Summary of our 2012 winter season in Walvis Bay

First off - a quick nod to Yamaha South Africa - who gave us a great deal on a set of 60HP four strokes this year making them (just) affordable to the project.  These new engines have allowed us to have more and longer sea days, use about 30% less fuel and range much further from home with great confidence. A good investment all round I'd say.

From 00:00 hours on the engines on 08 March 2012 to 309:00 hours today (06 Sept 2012)! All that with not a moments trouble (except for that time we kinked a fuel pipe, but that was entirely my fault, so lets not talk about that).  That's a lot of time on the water - so a big thanks to Yamaha SA for the help.

So - I'm not even going to summarise what we did in Luderitz this year just the 2 months here in Walvis Bay (perhaps next week).  This is the project's FIFTH winter here in Walvis and we have a great time series of data on Heaviside's and bottlenose dolphins and a growing body of data on humpback whales.

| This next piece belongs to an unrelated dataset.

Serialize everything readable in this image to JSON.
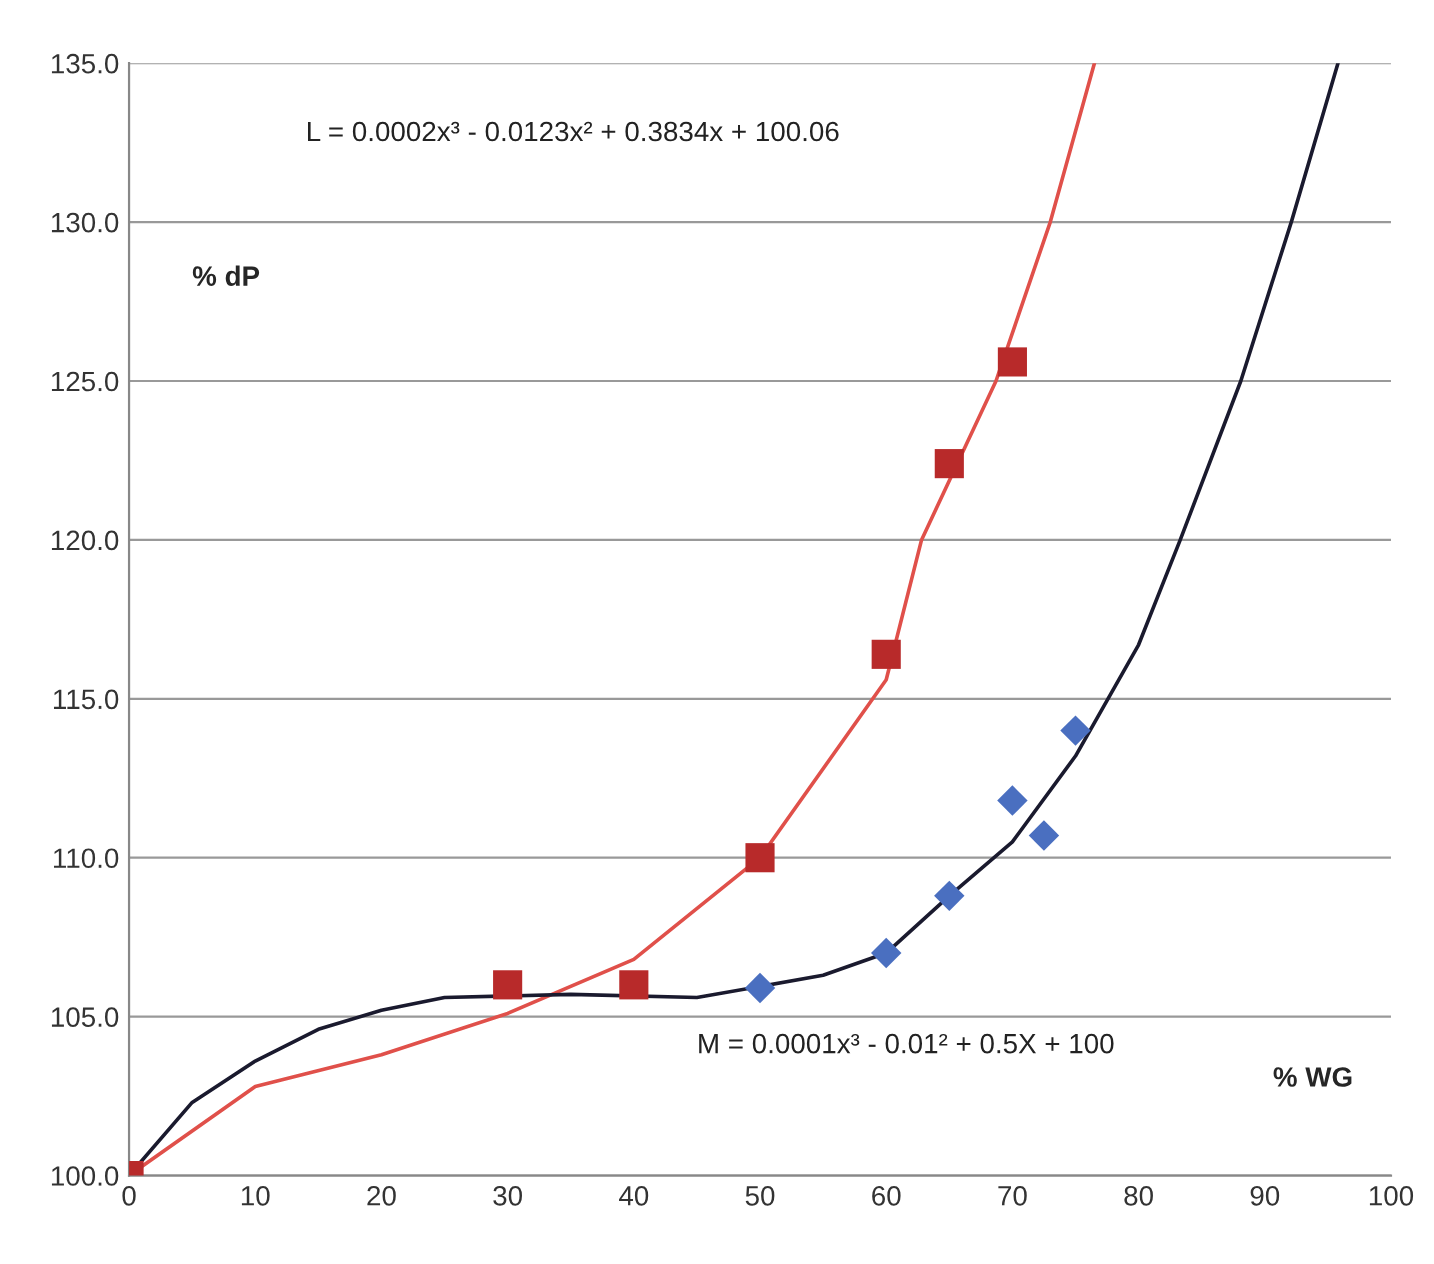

Turning these thousands of photos, GPS points and pithy observations into scientific papers and hopefully some popular articles will be the focus of our next few months.

So,
July 2012 - 
Team: Simon, Tess, Ryan Reisinger, Meagan Gary, Julie Coffey, Alex Sasso, Jeremy Day and Georgios Cambanis

- 19 sea days
- 16 with Heaviside's
- 9 with bottlenose
- 9 with humpback whales (a record in my experience here)
- 109:06 hours on the water (at an average of 05:44 per day)
- 966.2 km at sea.
~8600 photos taken!
Strandings: 1 dessicated Heaviside only

August 2012:
Team: Simon, Tess, Nico Tonachella, Aurora Nastasi, Meagan Gary, Julie Coffey, Sam Warnock, Alice Affatati and Sabrina Ergun

- 18 sea days (lots of bad weather unfortunately, so some short days but some much longer ones to compensate)
- 15 with Heaviside's
- 11 with bottlenose
- 5 with humpback whales
- 83:57 hours on the water (at an average of 05:48)
- 986.8km at sea.
~8400 photos taken.
Strandings: none (strangely)

So - remarkably similar months all round!

Here is where we went in the last two months, including our trip to Sandwich Harbour:
Legend:
Each dot is recorded 1 min apart and so they represent what the boat was doing at any time
Yellow - Searching
Dark blue - Humpback whales
Bright blue - Heaviside's dolphins
Red - Bottlenose dolphins

Even at this level, habitat partitioning between the species is rather obvious.



You may notice that according to the marine navigation chart and Garmin chart plotter - our boat is in fact a hover craft.  Amazing how much the coastline changes down there as the sand dunes are eroded by the ocean.

A great big thank you for Tess and myself to Ryan, Nico and Aurora for helping keep things together! and especially a huge thank you to all the Oceans Research Interns for coming all the way to Namibia to help us out!